For those unfamiliar with Tom Spanbauer's legendary local writing workshops, "dangerous writing" can be summed up as unsullied candor in literary writing—both prose and poetry. Though this may initially seem simple to do—especially as memoirs are the latest "in" thing, memories can be quite treacherous to traverse. In a recent conversation, Spanbauer recently told me about this phenomenon: "The 'danger' refers to the power that this truth holds—a power that is often beyond the writer's control once the words are written."
Spanbauer's new novel, Now Is the Hour, is filled with such power—often in the form of heartbreak.
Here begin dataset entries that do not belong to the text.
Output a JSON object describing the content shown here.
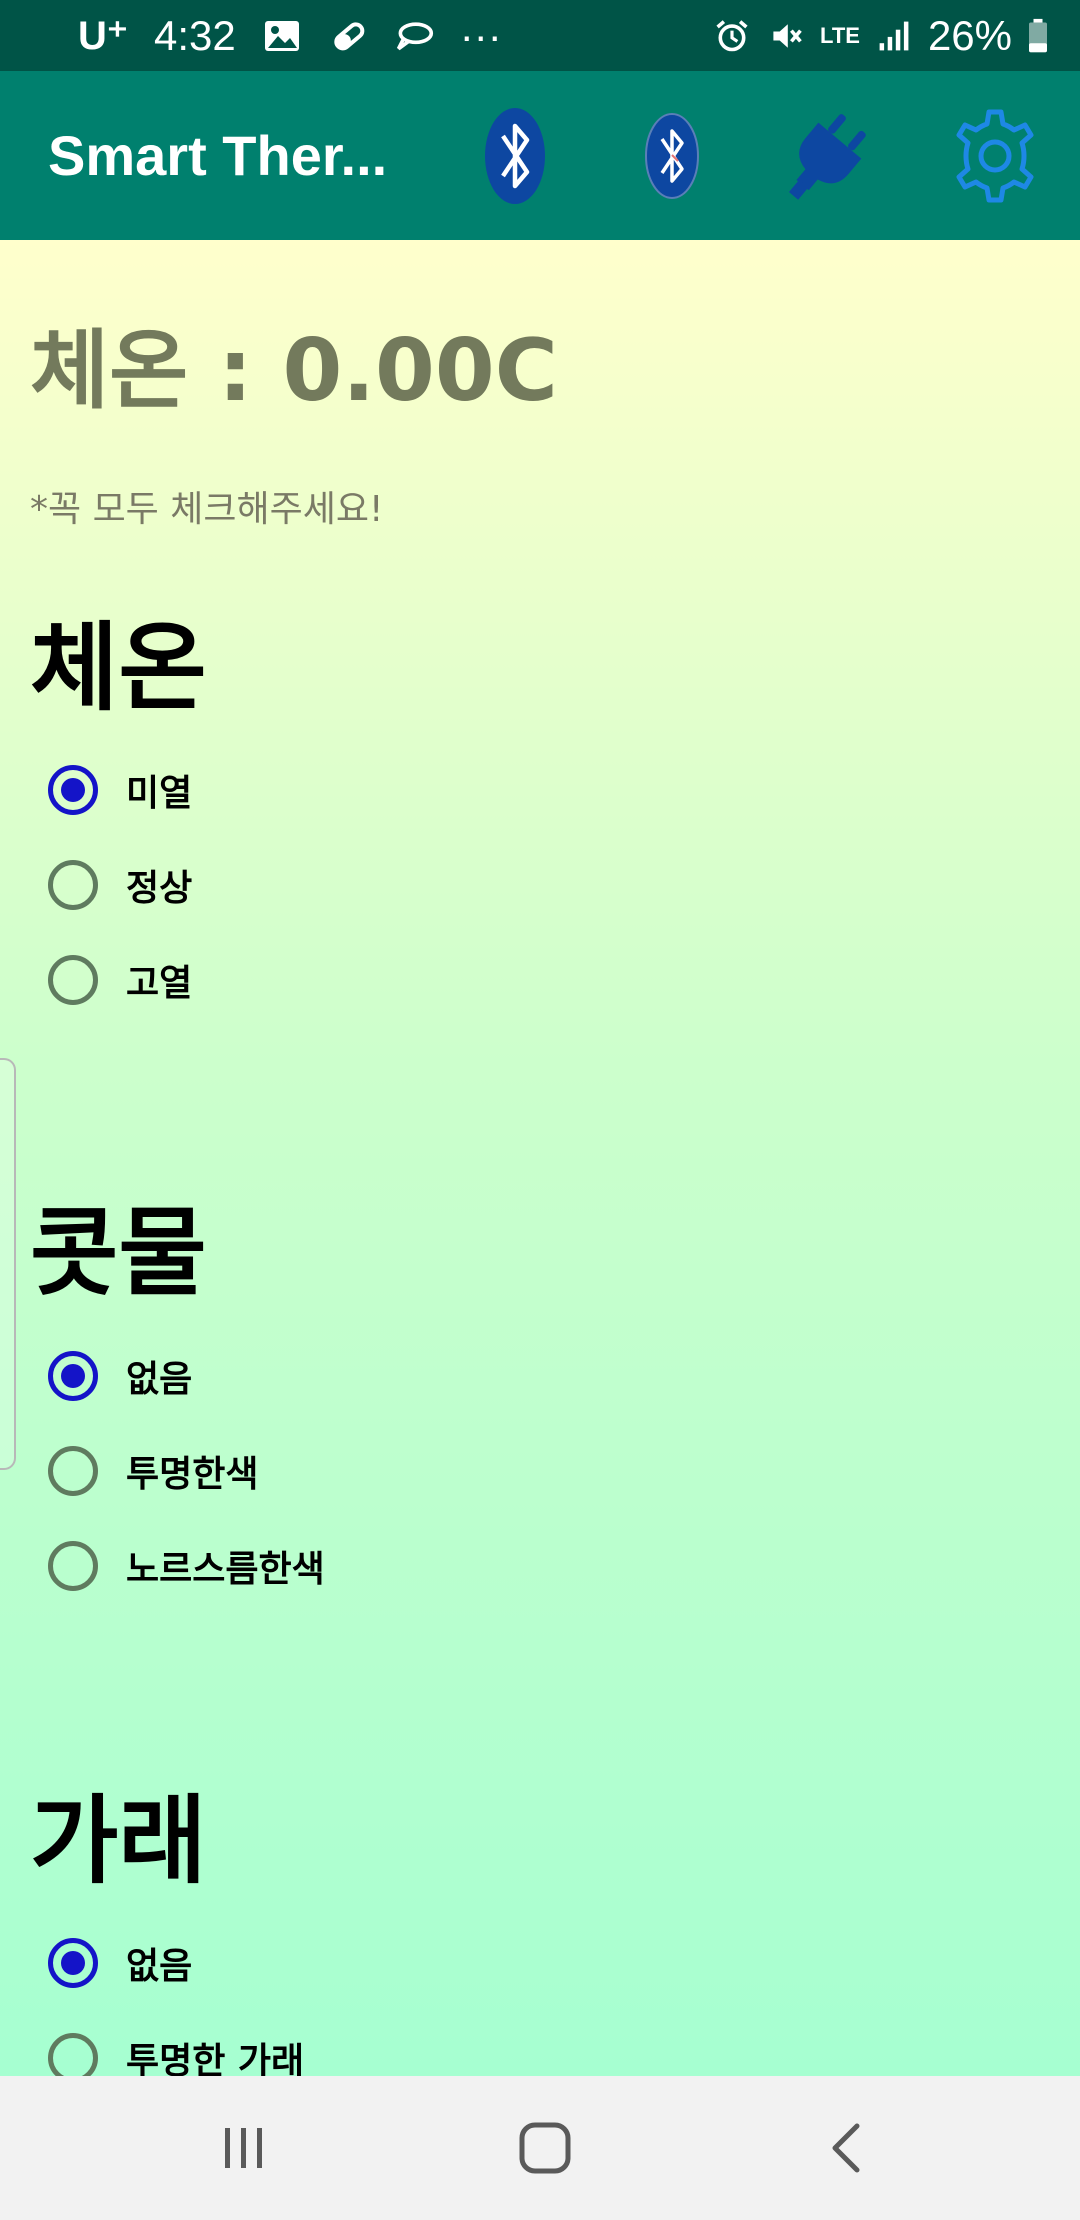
{
  "status_bar": {
    "carrier": "U⁺",
    "time": "4:32",
    "more": "···",
    "network": "LTE",
    "battery": "26%"
  },
  "app_bar": {
    "title": "Smart Ther...",
    "icons": [
      "bluetooth-icon",
      "bluetooth-disconnected-icon",
      "power-plug-icon",
      "gear-icon"
    ],
    "accent": "#00806e",
    "plug_color": "#0d47a1",
    "gear_color": "#1e88e5"
  },
  "main": {
    "temperature_label": "체온 : 0.00C",
    "notice": "*꼭 모두 체크해주세요!",
    "sections": [
      {
        "title": "체온",
        "options": [
          {
            "label": "미열",
            "checked": true
          },
          {
            "label": "정상",
            "checked": false
          },
          {
            "label": "고열",
            "checked": false
          }
        ]
      },
      {
        "title": "콧물",
        "options": [
          {
            "label": "없음",
            "checked": true
          },
          {
            "label": "투명한색",
            "checked": false
          },
          {
            "label": "노르스름한색",
            "checked": false
          }
        ]
      },
      {
        "title": "가래",
        "options": [
          {
            "label": "없음",
            "checked": true
          },
          {
            "label": "투명한 가래",
            "checked": false
          }
        ]
      }
    ],
    "radio_checked_color": "#1414c8",
    "radio_unchecked_color": "#5f7b5f"
  },
  "nav_bar": {
    "icons": [
      "recent-apps-icon",
      "home-icon",
      "back-icon"
    ]
  }
}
Whether from unrequited love, his own domestic despair, or simply the stifling racism and conservatism of Pocatello, Idaho, protagonist Rigby John Klusener has got to get out of town. At the beginning of the novel, 17-year-old Rigby John is literally at a crossroads, hitching his way to San Francisco on Highway 93. He also stands at a figurative one, as he flees the rigor of his Catholic upbringing and the sexual mores of Idaho.
Pocatello has never been more interesting. Rigby John skinny-dips with Mexican laborers, makes out with Shoshone drag queens, and smokes spliffs with big-tittied intellectuals.
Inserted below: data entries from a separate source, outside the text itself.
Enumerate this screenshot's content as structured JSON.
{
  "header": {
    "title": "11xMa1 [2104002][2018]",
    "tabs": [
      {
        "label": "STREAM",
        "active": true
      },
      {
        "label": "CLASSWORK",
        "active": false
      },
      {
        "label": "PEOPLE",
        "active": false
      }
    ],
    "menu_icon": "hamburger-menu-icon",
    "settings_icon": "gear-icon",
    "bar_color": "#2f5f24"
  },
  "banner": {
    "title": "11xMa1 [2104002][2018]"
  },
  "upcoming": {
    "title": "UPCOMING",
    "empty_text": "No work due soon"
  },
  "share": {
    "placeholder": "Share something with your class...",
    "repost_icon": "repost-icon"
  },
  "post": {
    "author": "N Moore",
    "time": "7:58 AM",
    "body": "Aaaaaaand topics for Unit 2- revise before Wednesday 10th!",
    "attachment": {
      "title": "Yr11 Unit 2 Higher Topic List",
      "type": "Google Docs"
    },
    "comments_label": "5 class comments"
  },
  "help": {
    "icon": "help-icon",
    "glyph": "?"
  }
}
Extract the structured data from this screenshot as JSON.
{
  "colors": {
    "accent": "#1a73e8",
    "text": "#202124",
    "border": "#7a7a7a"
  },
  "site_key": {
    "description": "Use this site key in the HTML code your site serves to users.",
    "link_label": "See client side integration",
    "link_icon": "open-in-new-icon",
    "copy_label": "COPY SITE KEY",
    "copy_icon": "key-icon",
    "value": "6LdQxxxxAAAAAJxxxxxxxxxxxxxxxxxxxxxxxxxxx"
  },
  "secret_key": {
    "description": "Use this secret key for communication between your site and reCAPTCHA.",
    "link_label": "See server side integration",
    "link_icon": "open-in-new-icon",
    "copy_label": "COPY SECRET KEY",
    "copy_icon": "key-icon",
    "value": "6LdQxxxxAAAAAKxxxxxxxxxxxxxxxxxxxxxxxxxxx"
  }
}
Spanbauer keeps the possibly tired subject of a late 1960s sexual awakening refreshing with his prose, so unpretentious that it's like he's whispering it in your ear: "Soon as I said queer, I wanted to capture it in the air and cup it back into my mouth."
It's this insight—and perhaps the inherent honesty—in Spanbauer's dangerous writing that causes his readers to fall in love with his protagonists, particularly Billie Cody: "Technicolor Pisces, theatrical smoker, woman of mystery, kneeling beatnik, blue-toed existentialist, intellectual snob. In her heart of hearts, Billie Cody was an Idaho girl. Only an Idaho girl can slam a pickup door like that."
Now Is the Hour is, at 450 pages, quite long, though it never drags. This innate grace truly is a mark of Spanbauer's storytelling skills. Perhaps only an Idaho boy can write a novel like this?